Nossas convicções sobre o mundo, principalmente àquelas que parecem óbvias ao ponto de ser ultrajante ter de explicá-las para alguém são, de fato, muito difíceis de serem explicadas. Para explicá-las, precisaríamos racionalizar sobre elas, mas nossas mais profundas convicções não precisam de razões para existirem, pois elas são fundadas em nossas intuições. Assim, seu elefante acaba por simpatizar, e agrupar, com outros elefantes que façam você nem precisar terminar uma frase, pois eles também compreendem o mundo sobre a mesma ótica. Narrativas são construídas dessa forma, histórias que busquem agrupar e fortalecer as pessoas com as quais concordamos mais. Esse mecanismo evolutivo de coesão permitiu que grupos se formassem, e se rebelassem contra líderes tiranos, expulsassem membros aproveitadores e hoje ainda permite que grupos reivindiquem seus direitos e lutem por causas que acreditam.

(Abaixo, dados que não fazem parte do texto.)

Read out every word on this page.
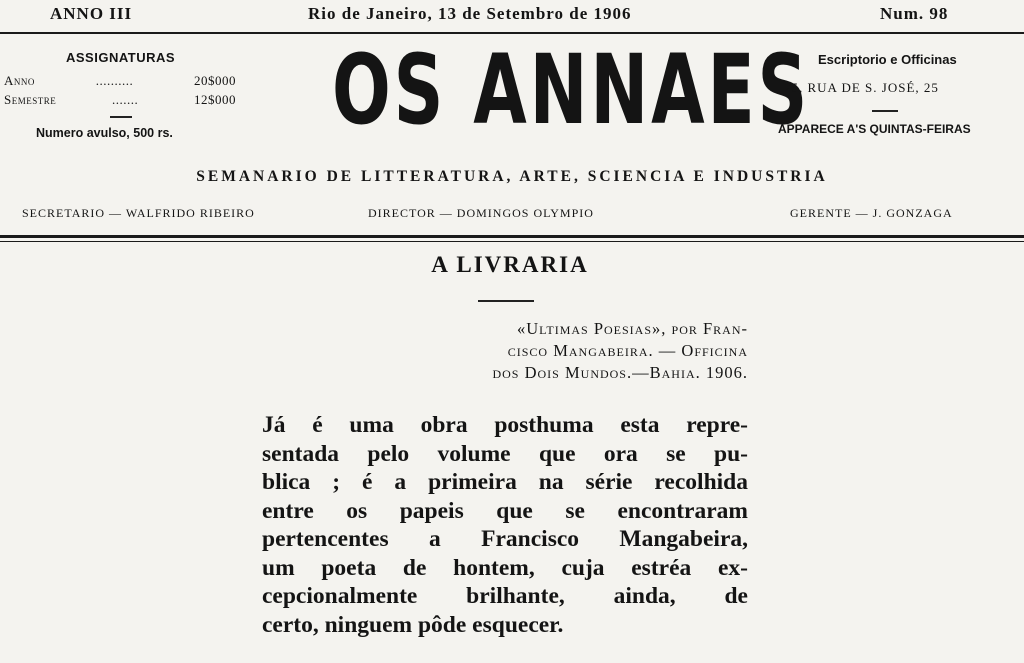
ANNO III	Rio de Janeiro, 13 de Setembro de 1906	Num. 98
ASSIGNATURAS
Anno	..........	20$000
Semestre	.......	12$000
Numero avulso, 500 rs. OS ANNAES Escriptorio e Officinas
25, RUA DE S. JOSÉ, 25
APPARECE A'S QUINTAS-FEIRAS
SEMANARIO DE LITTERATURA, ARTE, SCIENCIA E INDUSTRIA
SECRETARIO — WALFRIDO RIBEIRO	DIRECTOR — DOMINGOS OLYMPIO	GERENTE — J. GONZAGA
A LIVRARIA
«Ultimas Poesias», por Fran-
cisco Mangabeira. — Officina
dos Dois Mundos.—Bahia. 1906.
Já é uma obra posthuma esta repre-
sentada pelo volume que ora se pu-
blica ; é a primeira na série recolhida
entre os papeis que se encontraram
pertencentes a Francisco Mangabeira,
um poeta de hontem, cuja estréa ex-
cepcionalmente brilhante, ainda, de
certo, ninguem pôde esquecer.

Nossas intuições nos unem, mas também nos separam
Grupos guiados pela intuição sem que haja espaço para razão, acabam por se afastar dos outros, fazendo, também, com que seus integrantes confundam suas convicções com a realidade. Por exemplo, mesmo que um grupo queira argumentar contra vacinas, elas funcionam e salvam milhões de vidas todos os anos. Por mais convicto que alguém possa ser sobre a terra ser plana, ela não vai deixar de ser uma esfera que gira em torno do Sol, presa pelas amarras da gravidade e pelas leis que a física já pode desvendar.
Apesar desses exemplos extremos, tenho certeza de que você e eu temos convicções que confundimos com realidade todos os dias. Porém, a realidade acontece sem prestar contas às nossas intuições, convicções e gostos. Assim, a principal ferramenta pela qual podemos confiar para criar as pautas do que vamos realizar é a ciência, ela é a responsável por isolar nossas intuições e nos revelar a realidade (ou o mais próximo que podemos chegar dela), quer gostemos dela ou não.
No momento, acredito que ninguém gosta do que a ciência está a dizer. Talvez seja por isso que, tão frequentemente, tentemos negar, deixar de ouvir, trocar o canal ou buscar fontes que digam mais daquilo que queremos ouvir.
Todos gostaríamos que estivesse tudo bem, mas não está. E, para progredirmos, vamos precisar debater mais. Debater não sobre se os problemas existem ou não, sobre se gostamos ou não do que a ciência nos diz, mas como resolver as questões. E, por mais frustrante que seja concluir algo tão óbvio, depois de toda pesquisa que resultou nesse texto, acredito que eu tenha aprendido algo valioso, que acho que você também pode acrescentar nesse debate: a certeza de que, não importa onde as pessoas estejam no espectro político, todas, no final, querem a mesma coisa: um mundo com mais cuidado, mais livre, justo e leal, um mundo menos degradado e onde haja menos subversão.
Observação: Esse texto foi escrito com base, principalmente, nas incríveis obras de Jonathan Haidt em “The Righteous Mind”, Daniel Kahneman em “Rápido e Devagar” e Yuval Noah Harari, em “21 lições para o século 21”.